Indonesia’s Minister of Industry M.S. Hidayat, too, maintained he was fully behind both the IFEX and other related events. He said: “We are hoping that events like this one can encourage better interactions between buyers and producers and that, in turn, we will be able to increase our furniture sales value.”
Through integrated export-import facilities, regulations to ensure consistent raw material supplies, and training to improve the skill set of producers, the ministry hopes to make furniture a strategic industrial sector for the country. Furniture is currently tenth in the list of Indonesia’s top exports, after shoes, electronics, coffee, palm oil and a number of other material-intensive manufacturing sectors.
Soenoto acknowledged that, with its 118 million-strong workforce, Indonesia could really benefit from a stronger furniture sector. He said: “This is one of the most labour-intensive sectors in the country. Its expansion could only help reduce unemployment.”
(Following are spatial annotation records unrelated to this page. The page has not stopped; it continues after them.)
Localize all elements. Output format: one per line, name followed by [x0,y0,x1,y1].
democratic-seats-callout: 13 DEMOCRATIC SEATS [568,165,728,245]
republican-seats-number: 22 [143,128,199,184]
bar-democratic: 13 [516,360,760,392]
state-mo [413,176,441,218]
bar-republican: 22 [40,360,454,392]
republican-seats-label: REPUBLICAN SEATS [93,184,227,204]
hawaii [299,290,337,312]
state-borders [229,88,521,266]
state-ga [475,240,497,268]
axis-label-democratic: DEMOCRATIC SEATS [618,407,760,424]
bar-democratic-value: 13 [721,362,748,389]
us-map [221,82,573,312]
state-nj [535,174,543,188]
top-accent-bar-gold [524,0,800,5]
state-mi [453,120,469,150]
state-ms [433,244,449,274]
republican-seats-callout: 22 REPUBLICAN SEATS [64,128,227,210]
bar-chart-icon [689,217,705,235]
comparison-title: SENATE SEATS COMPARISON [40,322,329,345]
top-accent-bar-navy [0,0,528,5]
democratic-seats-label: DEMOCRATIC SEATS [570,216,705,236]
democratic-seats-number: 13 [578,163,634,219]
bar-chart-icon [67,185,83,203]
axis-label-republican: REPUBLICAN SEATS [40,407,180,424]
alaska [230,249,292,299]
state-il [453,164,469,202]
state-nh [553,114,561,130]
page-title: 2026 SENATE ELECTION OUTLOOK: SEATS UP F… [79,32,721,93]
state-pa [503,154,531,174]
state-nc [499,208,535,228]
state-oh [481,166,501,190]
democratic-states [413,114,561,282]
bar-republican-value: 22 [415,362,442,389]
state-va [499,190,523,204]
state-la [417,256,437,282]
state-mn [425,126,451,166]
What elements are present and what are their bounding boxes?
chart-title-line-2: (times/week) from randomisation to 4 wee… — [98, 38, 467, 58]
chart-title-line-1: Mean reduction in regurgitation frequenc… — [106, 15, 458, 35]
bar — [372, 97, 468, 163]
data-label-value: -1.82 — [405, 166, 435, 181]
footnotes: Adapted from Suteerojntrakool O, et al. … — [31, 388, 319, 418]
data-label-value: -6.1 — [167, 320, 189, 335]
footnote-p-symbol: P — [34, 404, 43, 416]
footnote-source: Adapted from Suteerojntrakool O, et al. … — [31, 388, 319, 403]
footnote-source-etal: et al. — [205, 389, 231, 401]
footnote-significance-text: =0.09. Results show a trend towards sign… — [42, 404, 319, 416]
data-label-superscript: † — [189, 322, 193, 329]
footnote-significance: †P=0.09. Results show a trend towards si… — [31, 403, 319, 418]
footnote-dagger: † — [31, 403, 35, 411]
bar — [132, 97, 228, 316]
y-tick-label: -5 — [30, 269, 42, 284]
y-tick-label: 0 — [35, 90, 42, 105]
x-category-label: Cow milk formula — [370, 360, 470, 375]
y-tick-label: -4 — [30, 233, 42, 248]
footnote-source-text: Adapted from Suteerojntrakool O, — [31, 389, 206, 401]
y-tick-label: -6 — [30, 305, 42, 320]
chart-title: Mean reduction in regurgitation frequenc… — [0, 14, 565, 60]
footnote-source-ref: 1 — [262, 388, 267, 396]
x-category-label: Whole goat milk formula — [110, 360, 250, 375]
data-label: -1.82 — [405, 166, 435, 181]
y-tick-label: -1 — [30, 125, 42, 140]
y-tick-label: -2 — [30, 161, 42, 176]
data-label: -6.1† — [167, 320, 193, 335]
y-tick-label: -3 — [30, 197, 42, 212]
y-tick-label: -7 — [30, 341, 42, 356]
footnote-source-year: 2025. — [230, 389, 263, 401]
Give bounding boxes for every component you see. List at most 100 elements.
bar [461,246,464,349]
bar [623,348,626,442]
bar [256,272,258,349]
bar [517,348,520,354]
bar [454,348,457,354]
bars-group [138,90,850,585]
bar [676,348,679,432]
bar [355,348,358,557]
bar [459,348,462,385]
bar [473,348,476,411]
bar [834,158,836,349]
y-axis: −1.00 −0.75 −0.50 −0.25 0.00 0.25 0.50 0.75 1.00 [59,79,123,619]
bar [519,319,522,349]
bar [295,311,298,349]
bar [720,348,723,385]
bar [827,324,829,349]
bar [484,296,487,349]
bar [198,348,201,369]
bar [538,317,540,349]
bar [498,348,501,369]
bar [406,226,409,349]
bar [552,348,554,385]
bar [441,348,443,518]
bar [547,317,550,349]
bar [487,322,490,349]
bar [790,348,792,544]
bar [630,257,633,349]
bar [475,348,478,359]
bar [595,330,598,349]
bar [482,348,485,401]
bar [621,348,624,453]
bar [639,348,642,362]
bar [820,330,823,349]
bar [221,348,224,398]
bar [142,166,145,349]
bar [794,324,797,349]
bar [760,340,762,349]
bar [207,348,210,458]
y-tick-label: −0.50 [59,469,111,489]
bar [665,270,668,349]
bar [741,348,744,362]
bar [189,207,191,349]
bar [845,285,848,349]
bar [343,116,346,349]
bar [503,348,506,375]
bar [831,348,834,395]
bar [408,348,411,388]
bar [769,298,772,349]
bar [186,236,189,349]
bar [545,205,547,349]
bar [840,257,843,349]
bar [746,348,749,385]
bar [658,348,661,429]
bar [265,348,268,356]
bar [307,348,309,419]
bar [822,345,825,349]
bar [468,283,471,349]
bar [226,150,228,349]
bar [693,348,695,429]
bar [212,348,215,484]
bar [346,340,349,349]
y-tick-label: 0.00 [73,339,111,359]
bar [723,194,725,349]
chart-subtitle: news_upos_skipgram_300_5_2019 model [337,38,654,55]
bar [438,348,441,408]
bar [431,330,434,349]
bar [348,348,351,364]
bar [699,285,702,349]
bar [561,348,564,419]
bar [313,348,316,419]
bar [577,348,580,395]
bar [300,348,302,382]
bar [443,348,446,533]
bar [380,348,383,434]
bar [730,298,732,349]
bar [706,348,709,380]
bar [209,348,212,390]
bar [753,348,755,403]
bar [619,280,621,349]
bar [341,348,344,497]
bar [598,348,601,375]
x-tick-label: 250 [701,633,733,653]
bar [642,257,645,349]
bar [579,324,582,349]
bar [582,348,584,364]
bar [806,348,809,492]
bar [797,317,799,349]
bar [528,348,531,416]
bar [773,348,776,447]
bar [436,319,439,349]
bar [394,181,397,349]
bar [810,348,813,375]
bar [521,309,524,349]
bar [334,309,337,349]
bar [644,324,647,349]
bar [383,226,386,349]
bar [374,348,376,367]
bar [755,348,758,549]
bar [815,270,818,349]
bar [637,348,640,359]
According to Bustami, Indonesia’s 2013 furniture exports to Europe, the United States, Africa, Middle East and Asia totalled US$1.7 billion. He said: “This year – by establishing ourselves in the Indian and Latin America markets – we are hoping to increase our exports to US$2 billion.”
Indonesia is currently home to over 6,000 medium and small enterprises in the furniture sector. Its growing domestic market has also now led Ikea, the Swedish furniture giant, to announce plans to open its first store in the country in 2015.
Yoshua Surjo, a young entrepreneur in Jakarta, said he was looking forward to the arrival of Ikea. Like a number of other style conscious consumers in the country, he said he admired the company for the simplicity of its designs and its competitive prices.
Despite the looming competition, PT. Chitose Indonesia, one of the country’s largest office furniture producers, said it was not over-concerned about the arrival of Ikea. Simply stating its case, Yati Sudati, the company’s Overseas Director, said: “We believe we produce better quality products.”
Southeast Asia has always been a dynamic area for the furniture sector, with the majority of ASEAN member countries having large and rapidly growing furniture industries. Overall, Indonesia, Malaysia and Thailand lead the growth in the sector, while Vietnam is also beginning to make major inroads.
ASEAN Furniture Industries Council (AFIC) research suggests expansion in the market is largely due to emerging new high-growth markets – notably China, India and the Middle East. The ASEAN Free Trade Agreement (AFTA) has also helped relax trade barriers amongst ASEAN member states and has encouraged the flow of investment. It is believed that full implementation of AFTA in 2015 will further open up the Southeast Asian market, giving access to half a billion consumers.
Indonesia, with its growing domestic market, abundance of raw materials, designers and other human resources, as well as increasing support from the government, believes it is right to be optimistic about its own stake in the sector. Such self-assurance was best summed up by Soenoto, who said: “We believe in five years time, we will be able to lead the ASEAN market.”
|IFEX 2014: a springboard for Indonesia’s ambitions in the furniture sector.|
The first edition of the Indonesia International Furniture Expo, IFEX 2014, organised by UBM Asia, was held at the Jakarta International Exhibition Centre from 11-14 March 2014.